Thursday, May 30, 2019

Passages I did not report

Mary Jean Backman Alley passed away June 2018 in Bountiful, Utah. A daughter of LeGrand Pollard Backman and Edith Mary Price, she was the second of five children. She married John R. "Jack" Alley in 1944 in Salt Lake City. Jack passed away in 2007.

After children began to arrive the family moved to Bountiful, where Mary Jean lived in the same home for seventy years. This was remembered as the center of the "Alley Universe". That universe included her seven children.
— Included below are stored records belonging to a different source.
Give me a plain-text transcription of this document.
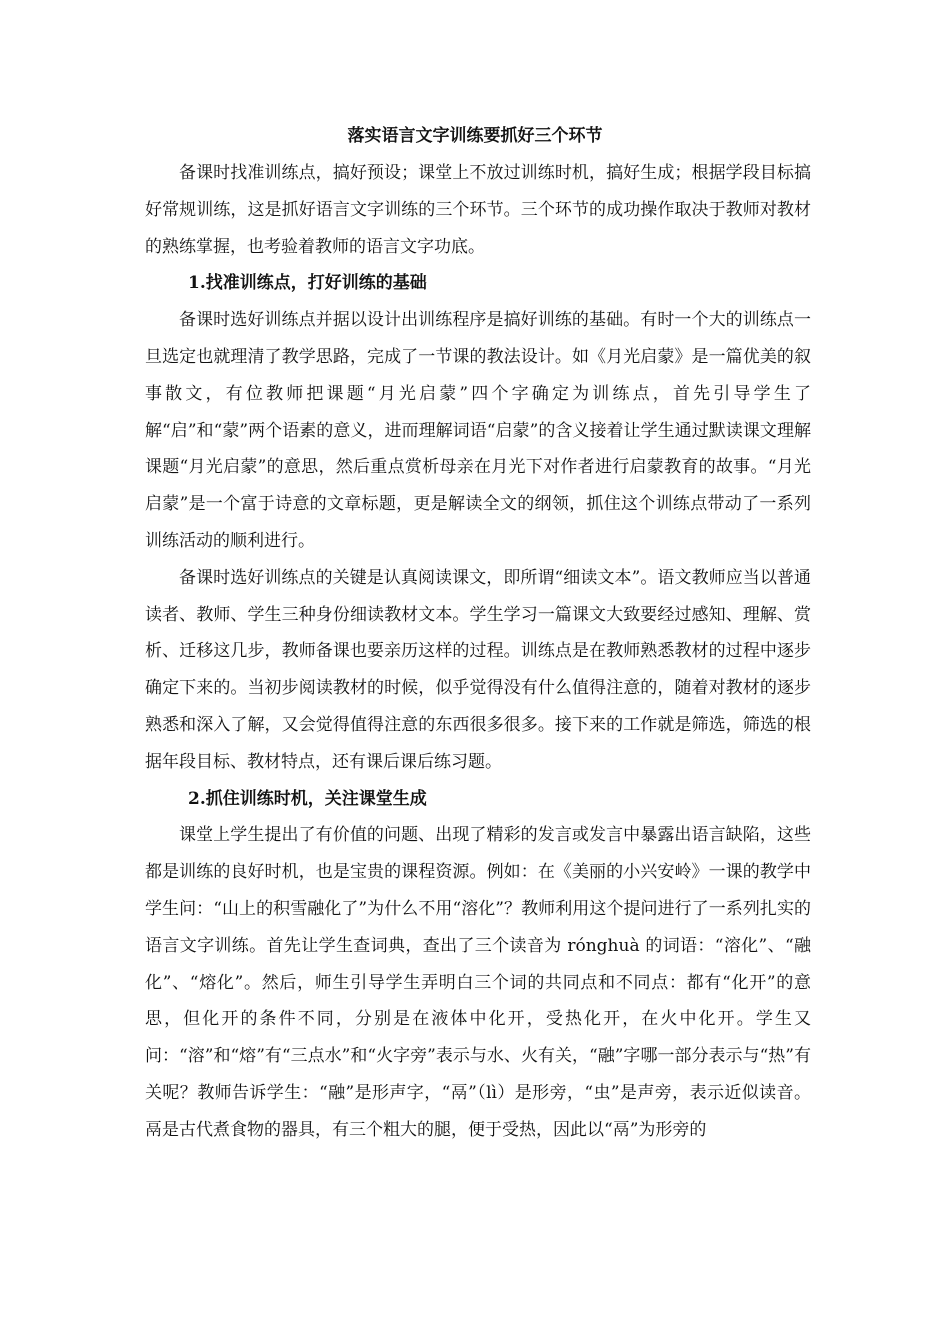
落实语言文字训练要抓好三个环节

备课时找准训练点，搞好预设；课堂上不放过训练时机，搞好生成；根据学段目标搞好常规训练，这是抓好语言文字训练的三个环节。三个环节的成功操作取决于教师对教材的熟练掌握，也考验着教师的语言文字功底。

1.找准训练点，打好训练的基础

备课时选好训练点并据以设计出训练程序是搞好训练的基础。有时一个大的训练点一旦选定也就理清了教学思路，完成了一节课的教法设计。如《月光启蒙》是一篇优美的叙事散文，有位教师把课题“月光启蒙”四个字确定为训练点，首先引导学生了解“启”和“蒙”两个语素的意义，进而理解词语“启蒙”的含义接着让学生通过默读课文理解课题“月光启蒙”的意思，然后重点赏析母亲在月光下对作者进行启蒙教育的故事。“月光启蒙”是一个富于诗意的文章标题，更是解读全文的纲领，抓住这个训练点带动了一系列训练活动的顺利进行。

备课时选好训练点的关键是认真阅读课文，即所谓“细读文本”。语文教师应当以普通读者、教师、学生三种身份细读教材文本。学生学习一篇课文大致要经过感知、理解、赏析、迁移这几步，教师备课也要亲历这样的过程。训练点是在教师熟悉教材的过程中逐步确定下来的。当初步阅读教材的时候，似乎觉得没有什么值得注意的，随着对教材的逐步熟悉和深入了解，又会觉得值得注意的东西很多很多。接下来的工作就是筛选，筛选的根据年段目标、教材特点，还有课后课后练习题。

2.抓住训练时机，关注课堂生成

课堂上学生提出了有价值的问题、出现了精彩的发言或发言中暴露出语言缺陷，这些都是训练的良好时机，也是宝贵的课程资源。例如：在《美丽的小兴安岭》一课的教学中学生问：“山上的积雪融化了”为什么不用“溶化”？教师利用这个提问进行了一系列扎实的语言文字训练。首先让学生查词典，查出了三个读音为 rónghuà 的词语：“溶化”、“融化”、“熔化”。然后，师生引导学生弄明白三个词的共同点和不同点：都有“化开”的意思，但化开的条件不同，分别是在液体中化开，受热化开，在火中化开。学生又问：“溶”和“熔”有“三点水”和“火字旁”表示与水、火有关，“融”字哪一部分表示与“热”有关呢？教师告诉学生：“融”是形声字，“鬲”（lì）是形旁，“虫”是声旁，表示近似读音。鬲是古代煮食物的器具，有三个粗大的腿，便于受热，因此以“鬲”为形旁的
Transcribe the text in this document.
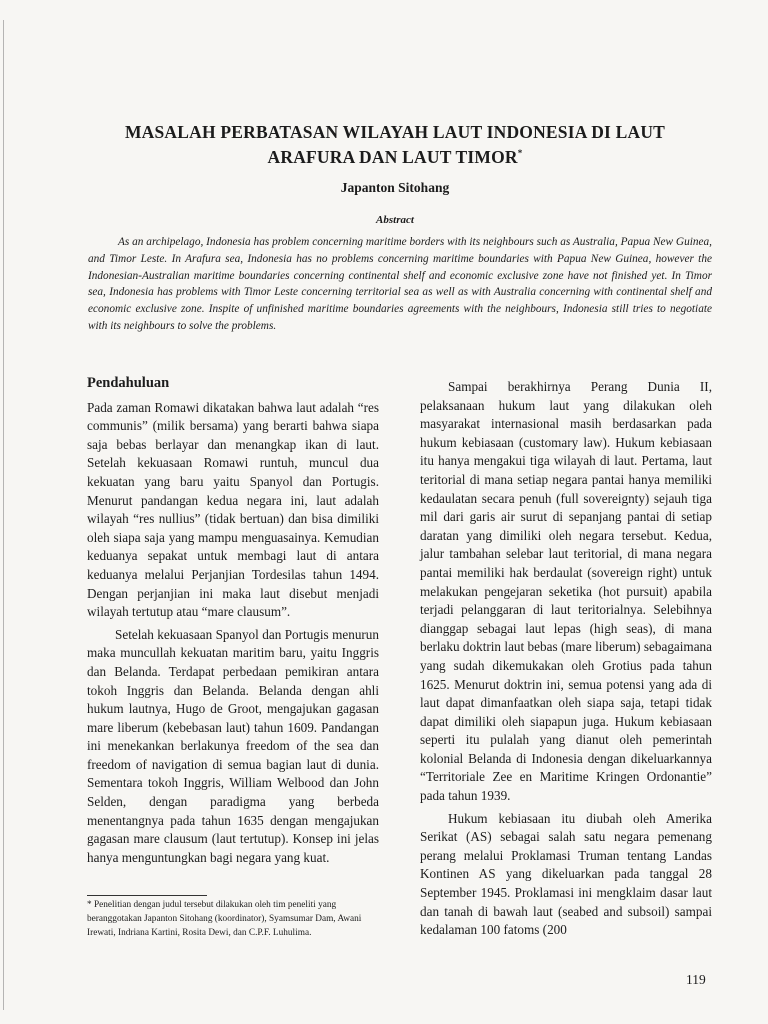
MASALAH PERBATASAN WILAYAH LAUT INDONESIA DI LAUT
ARAFURA DAN LAUT TIMOR*
Japanton Sitohang
Abstract

As an archipelago, Indonesia has problem concerning maritime borders with its neighbours such as Australia, Papua New Guinea, and Timor Leste. In Arafura sea, Indonesia has no problems concerning maritime boundaries with Papua New Guinea, however the Indonesian-Australian maritime boundaries concerning continental shelf and economic exclusive zone have not finished yet. In Timor sea, Indonesia has problems with Timor Leste concerning territorial sea as well as with Australia concerning with continental shelf and economic exclusive zone. Inspite of unfinished maritime boundaries agreements with the neighbours, Indonesia still tries to negotiate with its neighbours to solve the problems.

Pendahuluan

Pada zaman Romawi dikatakan bahwa laut adalah “res communis” (milik bersama) yang berarti bahwa siapa saja bebas berlayar dan menangkap ikan di laut. Setelah kekuasaan Romawi runtuh, muncul dua kekuatan yang baru yaitu Spanyol dan Portugis. Menurut pandangan kedua negara ini, laut adalah wilayah “res nullius” (tidak bertuan) dan bisa dimiliki oleh siapa saja yang mampu menguasainya. Kemudian keduanya sepakat untuk membagi laut di antara keduanya melalui Perjanjian Tordesilas tahun 1494. Dengan perjanjian ini maka laut disebut menjadi wilayah tertutup atau “mare clausum”.

Setelah kekuasaan Spanyol dan Portugis menurun maka muncullah kekuatan maritim baru, yaitu Inggris dan Belanda. Terdapat perbedaan pemikiran antara tokoh Inggris dan Belanda. Belanda dengan ahli hukum lautnya, Hugo de Groot, mengajukan gagasan mare liberum (kebebasan laut) tahun 1609. Pandangan ini menekankan berlakunya freedom of the sea dan freedom of navigation di semua bagian laut di dunia. Sementara tokoh Inggris, William Welbood dan John Selden, dengan paradigma yang berbeda menentangnya pada tahun 1635 dengan mengajukan gagasan mare clausum (laut tertutup). Konsep ini jelas hanya menguntungkan bagi negara yang kuat.

* Penelitian dengan judul tersebut dilakukan oleh tim peneliti yang beranggotakan Japanton Sitohang (koordinator), Syamsumar Dam, Awani Irewati, Indriana Kartini, Rosita Dewi, dan C.P.F. Luhulima.

Sampai berakhirnya Perang Dunia II, pelaksanaan hukum laut yang dilakukan oleh masyarakat internasional masih berdasarkan pada hukum kebiasaan (customary law). Hukum kebiasaan itu hanya mengakui tiga wilayah di laut. Pertama, laut teritorial di mana setiap negara pantai hanya memiliki kedaulatan secara penuh (full sovereignty) sejauh tiga mil dari garis air surut di sepanjang pantai di setiap daratan yang dimiliki oleh negara tersebut. Kedua, jalur tambahan selebar laut teritorial, di mana negara pantai memiliki hak berdaulat (sovereign right) untuk melakukan pengejaran seketika (hot pursuit) apabila terjadi pelanggaran di laut teritorialnya. Selebihnya dianggap sebagai laut lepas (high seas), di mana berlaku doktrin laut bebas (mare liberum) sebagaimana yang sudah dikemukakan oleh Grotius pada tahun 1625. Menurut doktrin ini, semua potensi yang ada di laut dapat dimanfaatkan oleh siapa saja, tetapi tidak dapat dimiliki oleh siapapun juga. Hukum kebiasaan seperti itu pulalah yang dianut oleh pemerintah kolonial Belanda di Indonesia dengan dikeluarkannya “Territoriale Zee en Maritime Kringen Ordonantie” pada tahun 1939.

Hukum kebiasaan itu diubah oleh Amerika Serikat (AS) sebagai salah satu negara pemenang perang melalui Proklamasi Truman tentang Landas Kontinen AS yang dikeluarkan pada tanggal 28 September 1945. Proklamasi ini mengklaim dasar laut dan tanah di bawah laut (seabed and subsoil) sampai kedalaman 100 fatoms (200

119
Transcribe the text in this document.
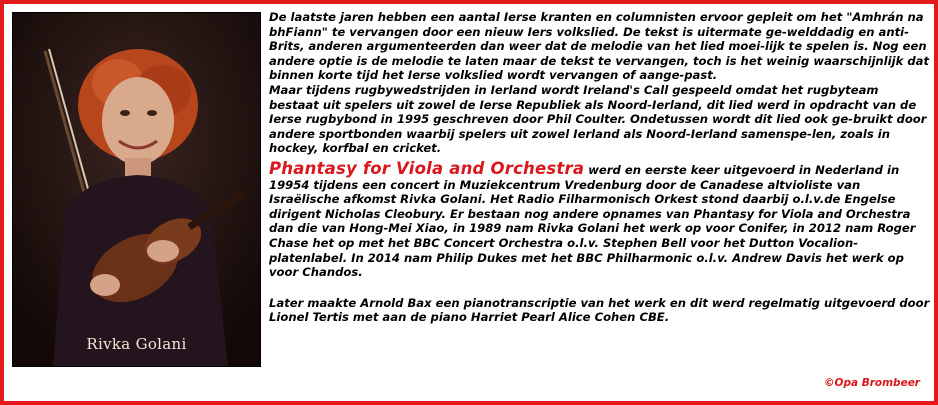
Rivka Golani

De laatste jaren hebben een aantal Ierse kranten en columnisten ervoor gepleit om het "Amhrán na bhFiann" te vervangen door een nieuw Iers volkslied. De tekst is uitermate ge-welddadig en anti-Brits, anderen argumenteerden dan weer dat de melodie van het lied moei-lijk te spelen is. Nog een andere optie is de melodie te laten maar de tekst te vervangen, toch is het weinig waarschijnlijk dat binnen korte tijd het Ierse volkslied wordt vervangen of aange-past.

Maar tijdens rugbywedstrijden in Ierland wordt Ireland's Call gespeeld omdat het rugbyteam bestaat uit spelers uit zowel de Ierse Republiek als Noord-Ierland, dit lied werd in opdracht van de Ierse rugbybond in 1995 geschreven door Phil Coulter. Ondetussen wordt dit lied ook ge-bruikt door andere sportbonden waarbij spelers uit zowel Ierland als Noord-Ierland samenspe-len, zoals in hockey, korfbal en cricket.

Phantasy for Viola and Orchestra werd en eerste keer uitgevoerd in Nederland in 19954 tijdens een concert in Muziekcentrum Vredenburg door de Canadese altvioliste van Israëlische afkomst Rivka Golani. Het Radio Filharmonisch Orkest stond daarbij o.l.v.de Engelse dirigent Nicholas Cleobury. Er bestaan nog andere opnames van Phantasy for Viola and Orchestra dan die van Hong-Mei Xiao, in 1989 nam Rivka Golani het werk op voor Conifer, in 2012 nam Roger Chase het op met het BBC Concert Orchestra o.l.v. Stephen Bell voor het Dutton Vocalion-platenlabel. In 2014 nam Philip Dukes met het BBC Philharmonic o.l.v. Andrew Davis het werk op voor Chandos.

Later maakte Arnold Bax een pianotranscriptie van het werk en dit werd regelmatig uitgevoerd door Lionel Tertis met aan de piano Harriet Pearl Alice Cohen CBE.

©Opa Brombeer
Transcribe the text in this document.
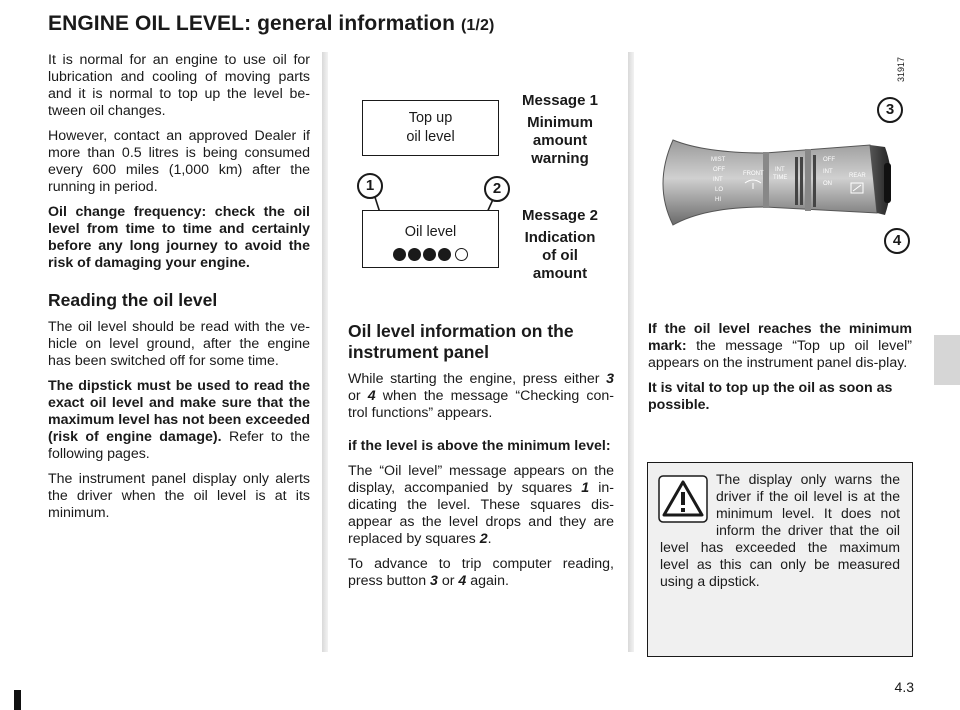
ENGINE OIL LEVEL: general information (1/2)

It is normal for an engine to use oil for lubrication and cooling of moving parts and it is normal to top up the level be-tween oil changes.

However, contact an approved Dealer if more than 0.5 litres is being consumed every 600 miles (1,000 km) after the running in period.

Oil change frequency: check the oil level from time to time and certainly before any long journey to avoid the risk of damaging your engine.

Reading the oil level

The oil level should be read with the ve-hicle on level ground, after the engine has been switched off for some time.

The dipstick must be used to read the exact oil level and make sure that the maximum level has not been exceeded (risk of engine damage). Refer to the following pages.

The instrument panel display only alerts the driver when the oil level is at its minimum.

Top up
oil level
Message 1
Minimum
amount
warning
1	2
Oil level
Message 2
Indication
of oil
amount
Oil level information on the instrument panel

While starting the engine, press either 3 or 4 when the message “Checking con-trol functions” appears.

if the level is above the minimum level:

The “Oil level” message appears on the display, accompanied by squares 1 in-dicating the level. These squares dis-appear as the level drops and they are replaced by squares 2.

To advance to trip computer reading, press button 3 or 4 again.

31917
3
4
MIST
OFF
INT
LO
HI
FRONT
INT
TIME
OFF
INT
ON
REAR

If the oil level reaches the minimum mark: the message “Top up oil level” appears on the instrument panel dis-play.

It is vital to top up the oil as soon as possible.

The display only warns the driver if the oil level is at the minimum level. It does not inform the driver that the oil level has exceeded the maximum level as this can only be measured using a dipstick.
4.3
All seven, with their father were there to see Mary Jean receive her bachelors degree in education, with which she taught third grade for 24 years.

Perhaps staying in one home reflects on the many travels Mary Jean did while growing up as well as the years of her husband's military assignments during WWII. Recall that she lived in South Africa while her father was Mission President there for the Church of Jesus Christ of Latter-day Saints.

The church held much meaning for Mary Jean throughout her life, where she held positions in Primary, Young Women  and Relief Society organizations. Daughters of Utah Pioneers and University Women were other valued associations.

Mary Jean Backman Alley left her seven children, twenty-one grandchildren and forty-six great grandchildren and one great-great grandson.

Mary Jean's sister Beverly Backman Davis lost her husband Robert Edward Davis on April 22, 2018 in Salt Lake City. The 23rd would have been the sixty-sixth wedding anniversary for Bob and Beverly.

Born in Sugar House, Salt Lake County, his family remembered him as always able to "initiate, innovate and create." Such character as a child of the Great Depression would develop.

Bob served the United states in the military, and was part of the Army Band at Fort Lee, Virginia.
Music was a life long part of life, studying classical piano in childhood, he played trombone in school and formed jazz band as early as age eleven and played around Salt Lake for many years as an adult. He also was the 'go to' jazz pianist for big name performers when they came to Salt Lake City.

Bob created his own business, Davis Printing, which became the family business for over 30 years.

Robert Edward Davis was survived by is wife, four children, twenty-one grandchildren.

I got to know Bob while employed at the William E. Christoffersen Salt Lake Veterans Home. This circumstance enriched my life time and again, proving that I need treat others as if they were my family: and they just might be.